Although O.J. and Emerald are not filmmakers, working in the industry as animal trainers has exposed them to some of the best filmmakers and cinematographers in the business.

If the brother and sister can convince a great cinematographer to film the happenings on their ranch, they could possibly prove alien life and get the Oprah Winfrey talk show treatment, leading to instant fame and celebrity.

“Nope” is vastly different than “Us” and definitely “Get Out,” which contained a lot of social commentary.

And although Peele’s movies have the well-deserved description of eccentric, “Nope” might be the most eccentric of the bunch.

Unfortunately, it gets off to too much of a slow pace.

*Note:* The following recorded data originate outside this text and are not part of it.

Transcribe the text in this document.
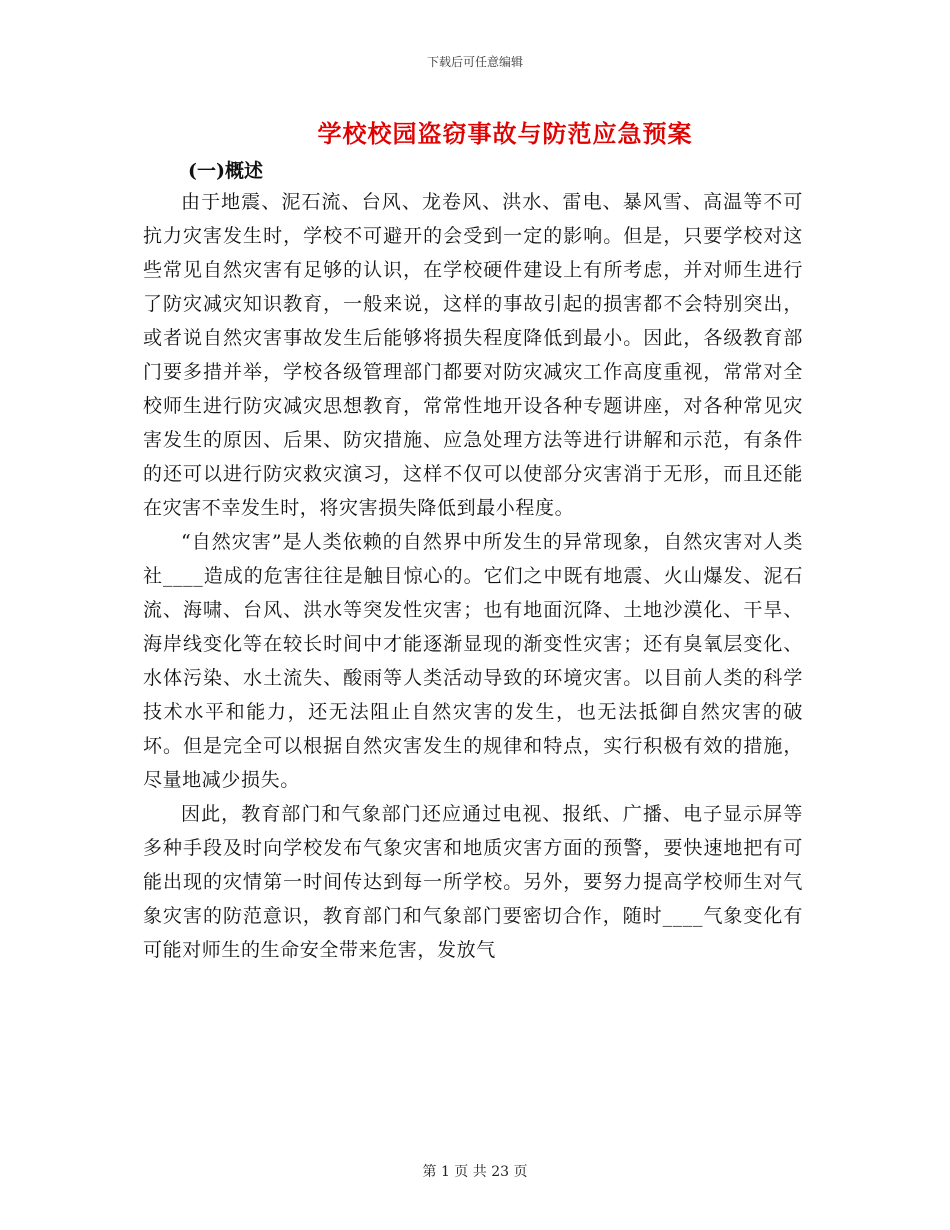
下载后可任意编辑
学校校园盗窃事故与防范应急预案
(一)概述

由于地震、泥石流、台风、龙卷风、洪水、雷电、暴风雪、高温等不可抗力灾害发生时，学校不可避开的会受到一定的影响。但是，只要学校对这些常见自然灾害有足够的认识，在学校硬件建设上有所考虑，并对师生进行了防灾减灾知识教育，一般来说，这样的事故引起的损害都不会特别突出，或者说自然灾害事故发生后能够将损失程度降低到最小。因此，各级教育部门要多措并举，学校各级管理部门都要对防灾减灾工作高度重视，常常对全校师生进行防灾减灾思想教育，常常性地开设各种专题讲座，对各种常见灾害发生的原因、后果、防灾措施、应急处理方法等进行讲解和示范，有条件的还可以进行防灾救灾演习，这样不仅可以使部分灾害消于无形，而且还能在灾害不幸发生时，将灾害损失降低到最小程度。

“自然灾害”是人类依赖的自然界中所发生的异常现象，自然灾害对人类社____造成的危害往往是触目惊心的。它们之中既有地震、火山爆发、泥石流、海啸、台风、洪水等突发性灾害；也有地面沉降、土地沙漠化、干旱、海岸线变化等在较长时间中才能逐渐显现的渐变性灾害；还有臭氧层变化、水体污染、水土流失、酸雨等人类活动导致的环境灾害。以目前人类的科学技术水平和能力，还无法阻止自然灾害的发生，也无法抵御自然灾害的破坏。但是完全可以根据自然灾害发生的规律和特点，实行积极有效的措施，尽量地减少损失。

因此，教育部门和气象部门还应通过电视、报纸、广播、电子显示屏等多种手段及时向学校发布气象灾害和地质灾害方面的预警，要快速地把有可能出现的灾情第一时间传达到每一所学校。另外，要努力提高学校师生对气象灾害的防范意识，教育部门和气象部门要密切合作，随时____气象变化有可能对师生的生命安全带来危害，发放气

第 1 页 共 23 页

The movie takes place in the country, which is stereotypically slower paced than urban areas.

So, in a way, the slow pace makes sense thematically because of the setting of “Nope.”

Furthermore, Kaluuya plays a role unlike any other in his impressive filmography.

In “Nope,” O.J. epitomizes the term country bumpkin, with the sometimes-inaudible speech and slow drawl.

However, O.J. has an intensity in his eyes that shows he is not the stereotypical naïve and trusting country boy.

Emerald is that one family member or friend that you cannot do business with because they will say all the wrong things when they should be professional.

In ‘Nope,” Emerald is the type of person to promote her side hustles during a presentation for another business.

And Angel is that person that you barely know.

Still, he gets so comfortable from the get-go like he thinks he is family or a close friend.

The relatable characters and the sheer fear factor make “Nope” a yep.

The only “wack” or too weird thing about “Nope” is how a horse’s name or character’s name introduces new scenes of the film.

But other than that one nope, “Nope” definitely is a yep, as in yep, go check it out!